Arthur Rimbaud, le poète / Accueil > Anthologie commentée / Sommaire > Conte

Conte (Illuminations, 1873-1875)

Conte

     Un Prince était vexé de ne s'être employé jamais qu'à la perfection des générosités vulgaires. Il prévoyait d'étonnantes révolutions de l'amour, et soupçonnait ses femmes de pouvoir mieux que cette complaisance agrémentée de ciel et de luxe. Il voulait voir la vérité, l'heure du désir et de la satisfaction essentiels. Que ce fût ou non une aberration de piété, il voulut. Il possédait au moins un assez large pouvoir humain.
     Toutes les femmes qui l'avaient connu furent assassinées. Quel saccage du jardin de la beauté! Sous le sabre, elles le bénirent. Il n'en commanda point de nouvelles. Les femmes réapparurent.
     Il tua tous ceux qui le suivaient, après la chasse ou les libations. Tous le suivaient.
     Il s'amusa à égorger les bêtes de luxe. Il fit flamber les palais. Il se ruait sur les gens et les taillait en pièces.  La foule, les toits d'or, les belles bêtes existaient encore.
     Peut-on s'extasier dans la destruction, se rajeunir par la cruauté! Le peuple ne murmura pas. Personne n'offrit le concours de ses vues.
     Un soir il galopait fièrement. Un Génie apparut, d'une beauté ineffable, inavouable même. De sa physionomie et de son maintien ressortait la promesse d'un amour multiple et complexe! d'un bonheur indicible, insupportable même! Le Prince et le Génie s'anéantirent probablement dans la santé essentielle. Comment n'auraient-ils pas pu en mourir? Ensemble donc ils moururent.
     Mais ce Prince décéda, dans son palais, à un âge ordinaire. Le prince était le Génie. Le Génie était le Prince.
     La musique savante manque à notre désir.

     

     Comme tant d'autres poèmes de Rimbaud, Conte est une petite fantaisie métaphysique sur le thème du rapport tragique de l'Homme à l'Absolu.
     Un Prince, un de ceux qui auraient pourtant tout pour être heureux, est insatisfait.
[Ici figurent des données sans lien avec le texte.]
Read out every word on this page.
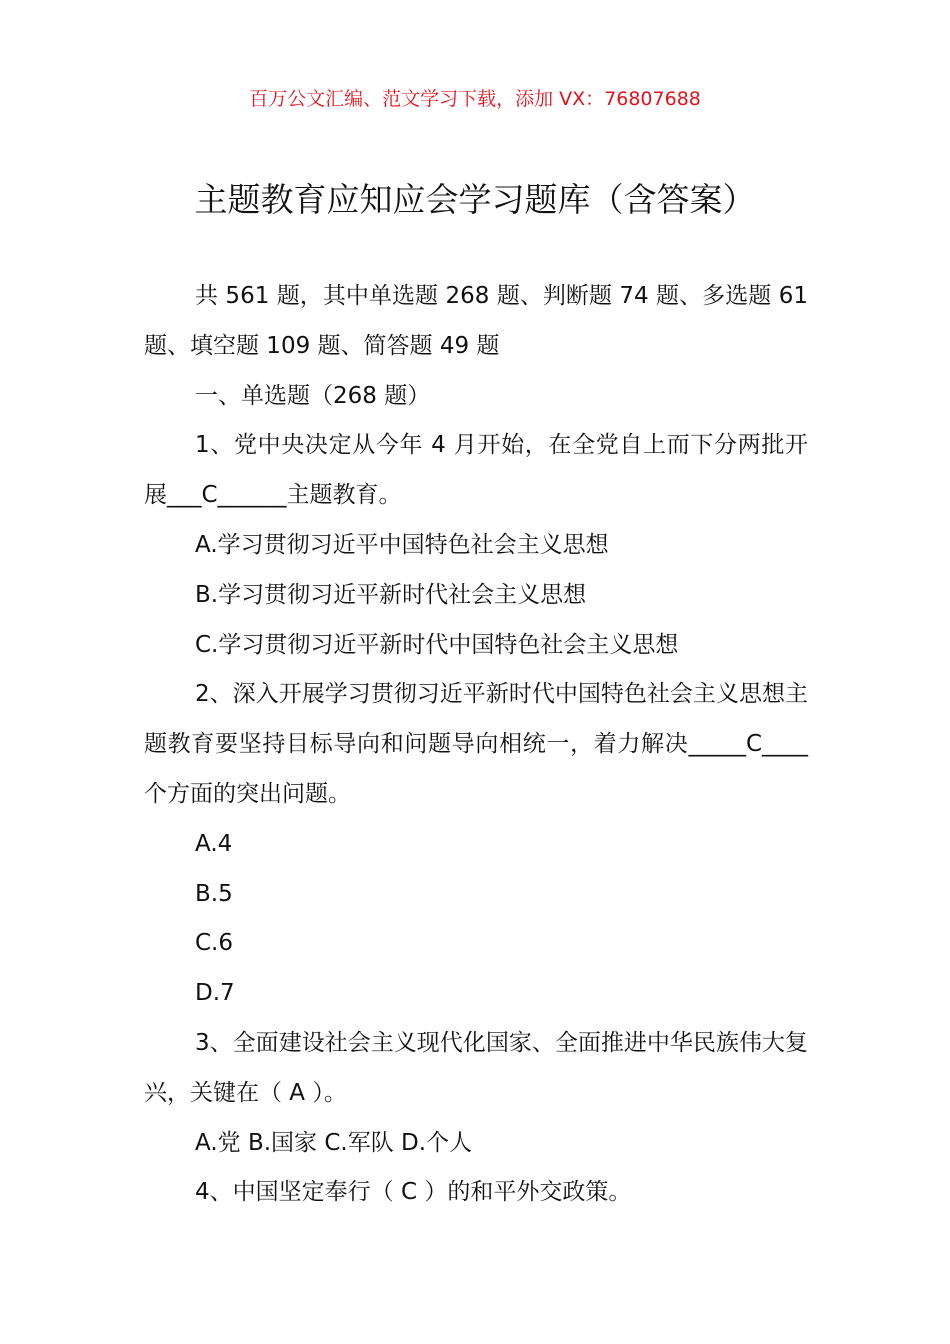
百万公文汇编、范文学习下载，添加 VX：76807688
主题教育应知应会学习题库（含答案）

共 561 题，其中单选题 268 题、判断题 74 题、多选题 61 题、填空题 109 题、简答题 49 题

一、单选题（268 题）

1、党中央决定从今年 4 月开始，在全党自上而下分两批开展___C______主题教育。

A.学习贯彻习近平中国特色社会主义思想

B.学习贯彻习近平新时代社会主义思想

C.学习贯彻习近平新时代中国特色社会主义思想

2、深入开展学习贯彻习近平新时代中国特色社会主义思想主题教育要坚持目标导向和问题导向相统一，着力解决_____C____个方面的突出问题。

A.4

B.5

C.6

D.7

3、全面建设社会主义现代化国家、全面推进中华民族伟大复兴，关键在（ A ）。

A.党 B.国家 C.军队 D.个人

4、中国坚定奉行（ C ）的和平外交政策。
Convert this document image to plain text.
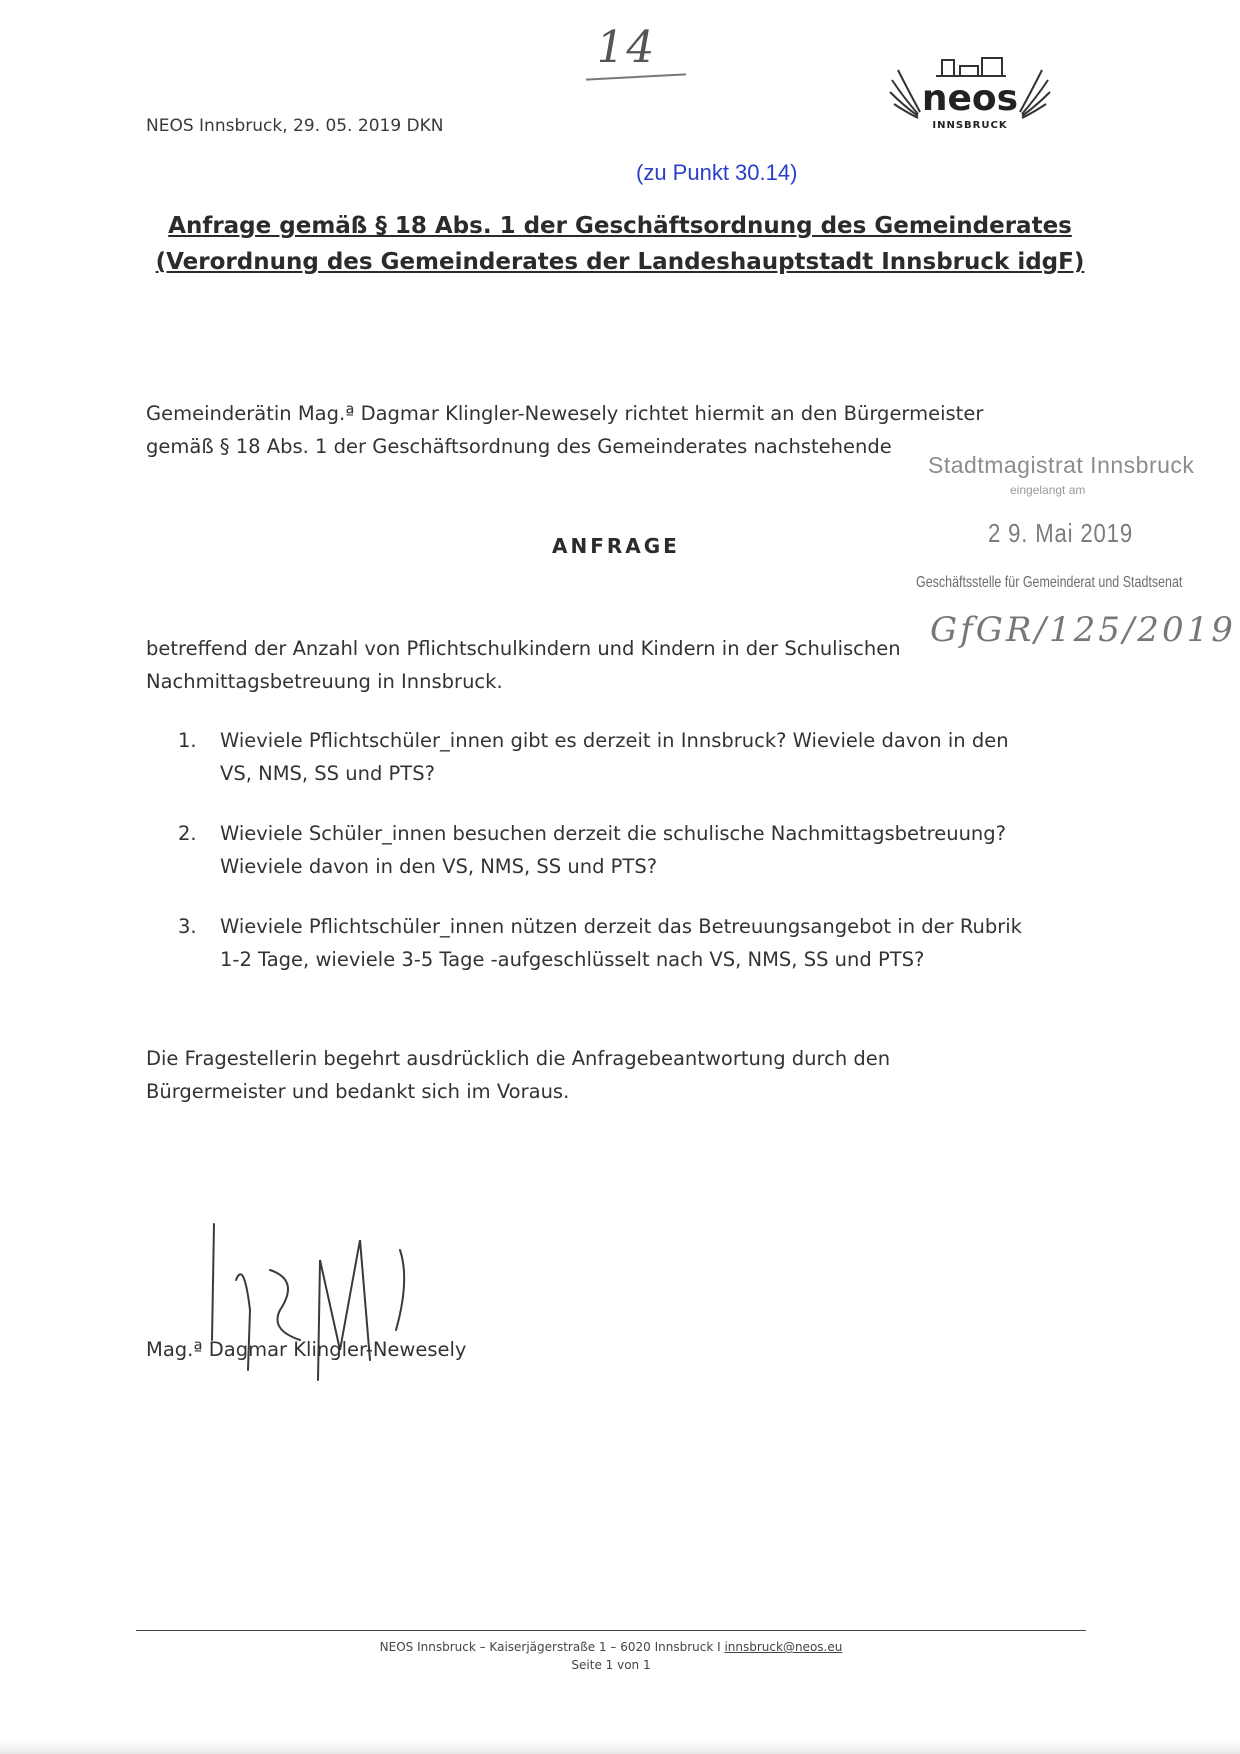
14
NEOS Innsbruck, 29. 05. 2019 DKN
neos
INNSBRUCK
(zu Punkt 30.14)
Anfrage gemäß § 18 Abs. 1 der Geschäftsordnung des Gemeinderates
(Verordnung des Gemeinderates der Landeshauptstadt Innsbruck idgF)
Gemeinderätin Mag.ª Dagmar Klingler-Newesely richtet hiermit an den Bürgermeister
gemäß § 18 Abs. 1 der Geschäftsordnung des Gemeinderates nachstehende
Stadtmagistrat Innsbruck
eingelangt am
2 9. Mai 2019
Geschäftsstelle für Gemeinderat und Stadtsenat
GfGR/125/2019
ANFRAGE
betreffend der Anzahl von Pflichtschulkindern und Kindern in der Schulischen
Nachmittagsbetreuung in Innsbruck.
1.	Wieviele Pflichtschüler_innen gibt es derzeit in Innsbruck? Wieviele davon in den
VS, NMS, SS und PTS?
2.	Wieviele Schüler_innen besuchen derzeit die schulische Nachmittagsbetreuung?
Wieviele davon in den VS, NMS, SS und PTS?
3.	Wieviele Pflichtschüler_innen nützen derzeit das Betreuungsangebot in der Rubrik
1-2 Tage, wieviele 3-5 Tage -aufgeschlüsselt nach VS, NMS, SS und PTS?
Die Fragestellerin begehrt ausdrücklich die Anfragebeantwortung durch den
Bürgermeister und bedankt sich im Voraus.
Mag.ª Dagmar Klingler-Newesely
NEOS Innsbruck – Kaiserjägerstraße 1 – 6020 Innsbruck I innsbruck@neos.eu
Seite 1 von 1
Dans l'espoir de hâter "l'heure du désir et de la satisfaction essentiels", il entreprend l'élimination physique de tout ce qui fait le quotidien de sa vie médiocre : femmes, courtisans, palais ... Mais ses violences n'ont pas plus d'effet que des coups d'épée dans l'eau. Survient alors un Génie merveilleux qui lui inspire un amour passionné et mortel. Mais l'extase dans l'amour et la mort se révèle pour ce qu'elle est : un faux-semblant, un rêve de poète, comme avant elle l'extase dans la destruction.
     Ce Prince, bien sûr, c'est Rimbaud lui-même, avec son ambition de "changer la vie" et toutes les chimères qu'elle lui a inspirées : Nouvel Amour, folles hécatombes, et autres "sophismes de la folie". C'est aussi, derrière Rimbaud, nous tous. Car partout et toujours nous faisons l'expérience que même "la musique savante manque à notre désir".
     Cette fable de l'échec, avec des variations, nous l'avons déjà lue chez Rimbaud, dans Le Bateau ivre, Aube, Après le Déluge, Une saison en enfer ou ailleurs. Dans sa généralité, elle est chez lui une sorte de poncif. Mais on admire l'art avec lequel il en tire toujours de nouveaux effets poétiques. Ici notamment, la parodie des Mille et une nuits, et cet humour qui le conduit à représenter sa légendaire sauvagerie iconoclaste sous les traits d'un orgueilleux et enfantin despote oriental.